Seule la plus riche d’entre elles, celle de Lu Dong Zang justement, refusait encore d’ouvrir ses coffres, le père du jeune homme hésitant à financer une sanglante guerre civile. Et sans l’argent des Lu, jamais le général Du Que ne parviendrait à réunir une armée assez puissante pour affronter celle de Sun Feihu.

Tout entier occupé par son amour pour Ying Ying et par leurs jolies calligraphies, Dong Zang avait jusque-là porté peu d’attention à ces risques de guerre civile. Mais un jour qu’il se rendait chez son amie, il fut accueilli à coup de pierre par des habitants du voisinage aux cris de « Mort aux riches !! Mort aux Hans ». Un autre jour, des partisans de Sun Feihu, armés de bâtons et de faux, le poursuivirent en le menaçant de l’étriper s’il continuait à lutiner les filles Yi du faubourg. Bientôt, il ne put plus rendre visite à Ying Ying qu’avec d’infinies précautions et la peur au ventre.

Cela ne pouvait plus durer !!! Il fallait absolument mettre en état de nuire les bandes de Sun Feihu qui menaçaient son bonheur en l’empêchant d’aller voir tranquillement Ying Ying. Dong Zang convainquit alors son père de faire un don généreux au général Du Que. Celui-ci fut bientôt en mesure de déclencher la guerre contre Sun Feihu et ses bandes de tribus montagnardes en recrutant des troupes exclusivement composées de Hans fanatisés.

L’une des premières initiatives de Du Que fut de mettre fin aux méfaits des bandes de brigands de la ville basse. Un beau jour, ses troupes déferlèrent donc sur le faubourg où vivaient Ying Ying et sa mère, où ils ne tardèrent pas à semer la mort et la destruction.

Découvrant ce terrible spectacle depuis la terrasse de sa demeure, et prenant soudain conscience de la tragédie qu’il avait stupidement rendue possible, Dong Zang sauta alors sur son cheval pour porter secours à son amie et à sa vieille mère de celle-ci. Mais, lorsqu’il arriva près de leur masure, la tragédie était déjà consommée : les corps ensanglantés des deux femmes gisaient sans vie près de leur bicoque calcinée.

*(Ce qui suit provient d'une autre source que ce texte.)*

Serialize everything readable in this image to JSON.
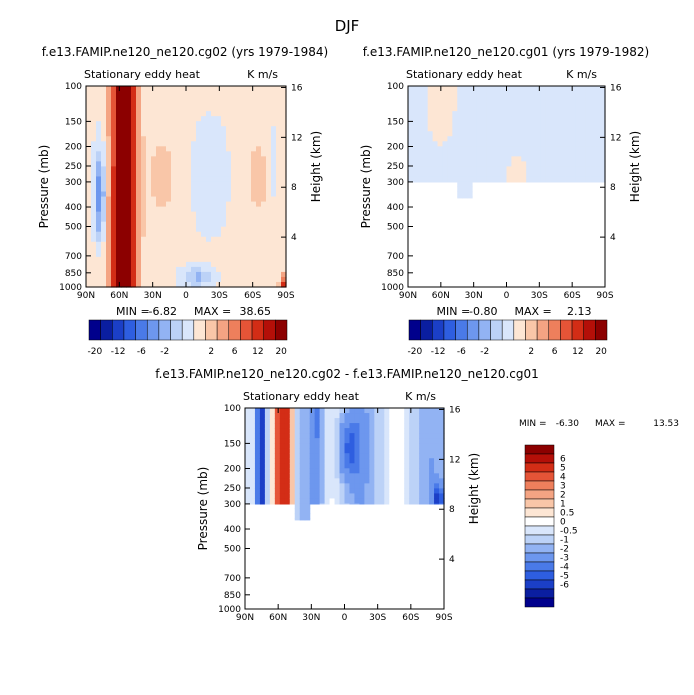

Pris d’une rage désespérée, Dong Zang se précipita en hurlant vers les soldats qui venaient de commettre cet épouvantable forfait. Mais l’un d’entre eux, d’un coup de lance bien ajusté, le jeta à bas de son cheval. Les autres se précipitèrent alors vers lui pour l’achever, en lui craint « Sale Tibétain !! On va t’étriper comme on a étripé les misérables Yi des faubourgs !!! ». Eh oui, si la famille Lu avait oublié ses origines lointaines, d’autres s’en souvenaient encore pour alimenter leur haine et justifier leur violence !!

Mais alors que Dong Zang allait être massacré, les troupes de Du Que refluèrent devant une contre-attaque des hommes de Sun Feihu. Ceux-ci, découvrant cet élégant jeune homme blessé aux pieds de son cheval, pensèrent qu’il s’agissait d’un officier de l’armée adverse. Ils se précipitèrent alors sur lui pour le mettre à mort en lui criant « Sale Han, on va t’étriper comme demain on étripera tous les autres riches de la ville haute !!! »

Et Dong Zang eut à peine le temps à travers le sang et les larmes qui ruisselaient sur son visage, de jeter un dernier regard vers le corps de sa douce amie avant de sombrer pour toujours dans le néant.